Pritzker, Johnson pledge massive boost for violence prevention programs

US

After a violent holiday weekend that saw nearly 100 people shot, Gov. J.B. Pritzker, Mayor Brandon Johnson and Chicago-area lawmakers, business leaders and philanthropies announced plans for long-term investment in violence prevention programs.

At a news conference at the Loop headquarters of the Crown Family Philanthropies, business leaders made good on a pledge of $100 million in private funding for anti-violence programs that target residents who are statistically likely to be involved in gun violence as a shooter or victim. Those funds come on top of hundreds of millions of public dollars pledged in the budget for Chicago, Cook County and the state.

Pritzker noted the stunning statistics on Chicago violence over the Fourth of July weekend: 21 people killed and100 wounded in shootings citywide. “It’s a tragic and painful reminder of the urgency of the work that we’re here to [discuss] and how much more there is left to be done,” he said.

The programs — which hire and train neighborhood residents who often have been involved in street violence to intervene in conflicts and recruit their former peers into the program — are not new. But funding in recent years has hit unprecedented levels. A website launched Monday by a joint state and local government task force tabulated more than $225 million spent by public and private sources on violence prevention in 2023.

The $100 million in private donations is part of a target of $400 million in spending to increase the number of participants in anti-violence programs to half, and then three-quarters, of all Chicago residents who are considered at the highest level of risk of shooting someone or being shot themselves. The public-private effort is called Scaling Communty Violence Prevention for a Safer Chicago or SC2.

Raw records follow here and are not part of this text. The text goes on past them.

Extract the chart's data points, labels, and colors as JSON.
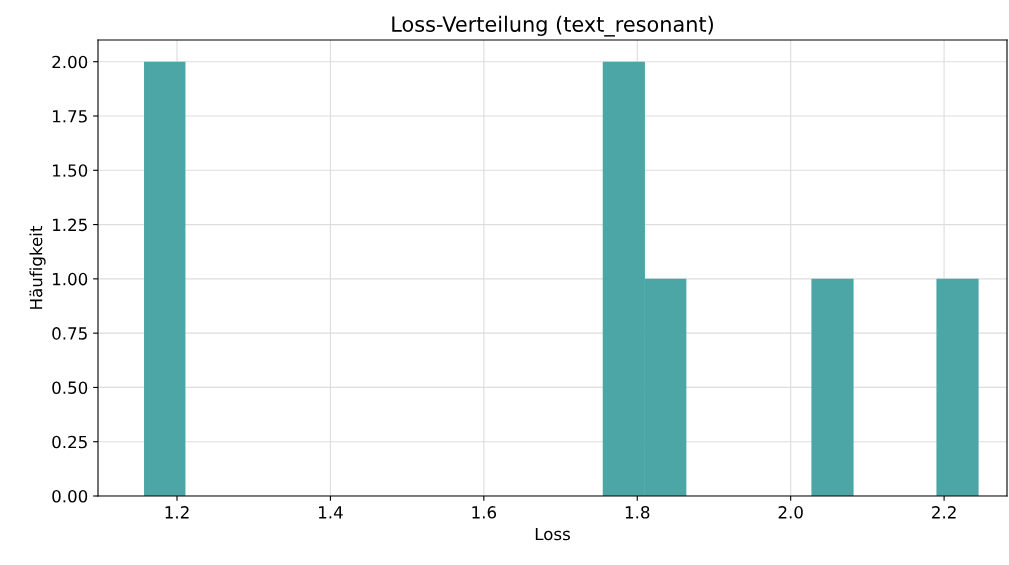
{
  "chart_data": {
    "type": "histogram",
    "title": "Loss-Verteilung (text_resonant)",
    "xlabel": "Loss",
    "ylabel": "Häufigkeit",
    "bins": [
      1.157,
      1.211,
      1.755,
      1.81,
      1.864,
      2.027,
      2.082,
      2.19,
      2.245
    ],
    "values": [
      2,
      0,
      2,
      1,
      0,
      1,
      0,
      1
    ],
    "color": "#4da6a6",
    "xlim": [
      1.097,
      2.282
    ],
    "xticks": [
      1.2,
      1.4,
      1.6,
      1.8,
      {
        "value": 2,
        "label": "2.0"
      },
      2.2
    ],
    "ylim": [
      0,
      2.1
    ],
    "yticks": [
      {
        "value": 0,
        "label": "0.00"
      },
      {
        "value": 0.25,
        "label": "0.25"
      },
      {
        "value": 0.5,
        "label": "0.50"
      },
      {
        "value": 0.75,
        "label": "0.75"
      },
      {
        "value": 1,
        "label": "1.00"
      },
      {
        "value": 1.25,
        "label": "1.25"
      },
      {
        "value": 1.5,
        "label": "1.50"
      },
      {
        "value": 1.75,
        "label": "1.75"
      },
      {
        "value": 2,
        "label": "2.00"
      }
    ],
    "grid": true
  }
}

Mayor Brandon Johnson and Chicago Police Supt. Larry Snelling also referred to the weekend violence in their remarks, with Johnson calling for justice for victims of violence as well as investment in community development and mental health, comparing such spending to 1960s-era Great Society programs rolled out by President Lyndon Johnson.“It will take a sustained investment in our people,” Johnson said. “We had a chance 60 years ago to invest in [solving] the root causes, and we were mocked.”